Il coro, si legge nel bel programma di sala, è stato «fondato nel 1956, all’epoca del movimento per i diritti civili, dal reverendo Christopher Moore con l’intenzione di riunire ragazzi provenienti da diversi contesti per trasformarli in veri e propri cittadini del mondo grazie alla musica. Attualmente accoglie 4600 giovani che rappresentano tutte le aree postali in cui è divisa Chicago, con programmi in 80 scuole pubbliche e attività in ben 10 quartieri della città, nonché il celebre Voice of Chicago, conosciuto in tutto il mondo».

 

foto di © Luca Concas

 

Quello che sorprende e importa, in questo progetto che si presenta con finalità prioritariamente sociali, sono la qualità tecnica e la versatilità che lo caratterizzano.

Il programma intreccia un canto tradizionale degli Xhosa (gruppo etnico di origine bantu proveniente dall’Africa centrale) e Sergej Vasilevic Rachmaninov, lo spiritual e il jazz, Sam Cooke e un canto islamico, il gospel e colta musica contemporanea, Billie Holyday e il pop, Signore delle cime e Michael Jackson.

 

foto di © Luca Concas

 

Cosa tiene insieme forme e modi (mondi) sonori così distanti?

Un pervicace sincretismo, certo non distante dal sentire di certa società americana progressista: molte le razze dei circa settanta ragazzi sul palco, diverse le classi e i problemi sociali, a quanto ci raccontano a più riprese, fra un brano e l’altro.

Per nulla scevro dalla retorica un po’ televisiva da «Yes we can», «self-made man» e «heal the world» a cui l’egemonia statunitense da decenni ci ha abituato (costretto?), il messaggio che il Chicago Children’s Choir declama sarebbe certo fastidiosamente, vuotamente enfatico se questi ragazzi e queste ragazze non fossero così maledettamente bravi.

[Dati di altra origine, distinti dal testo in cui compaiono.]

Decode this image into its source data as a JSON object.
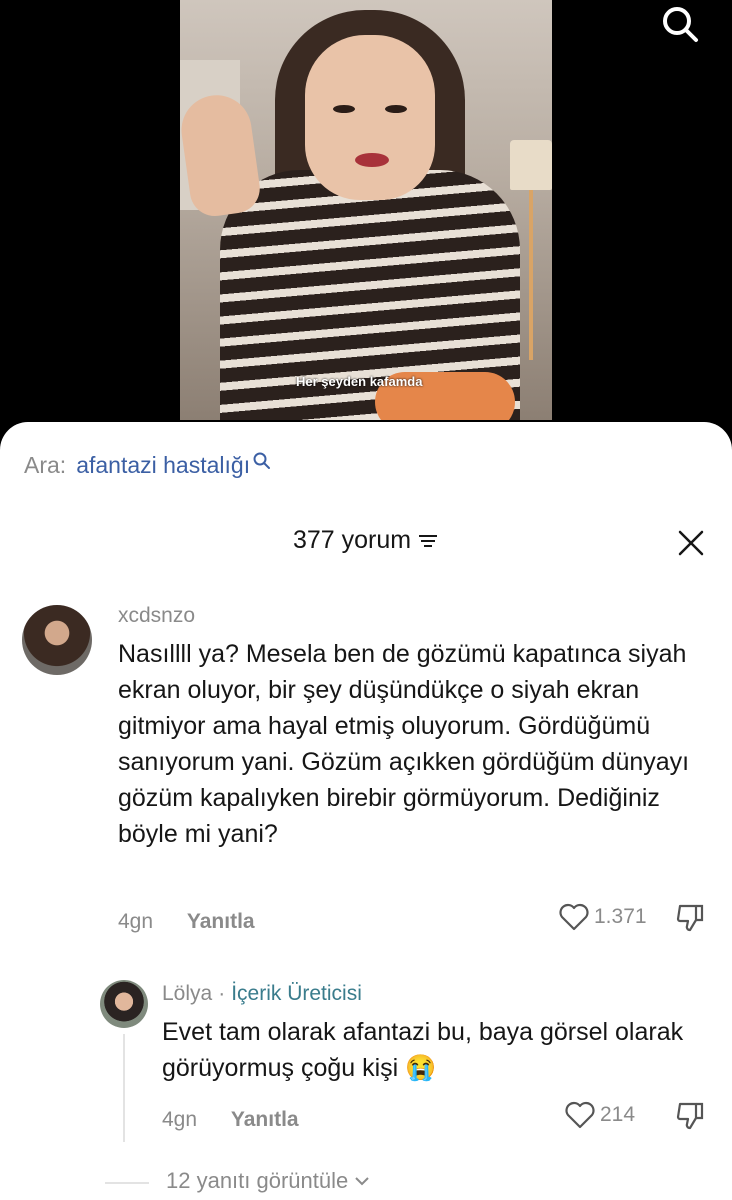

Guidati con mano ferma da Josephine Lee, direttrice artistica e presidentessa del CCC, eseguono con tecnica vocale quasi impeccabile un repertorio decisamente complesso.

Molti brani sono cantati su coreografie (idea di bellezza come simmetria e decorazione, composizioni a fiore e mimo di sentimenti “intensi”… ma tant’è) che i giovani interpretano più che dignitosamente, anche se forse con ingenuo eccesso di partecipazione.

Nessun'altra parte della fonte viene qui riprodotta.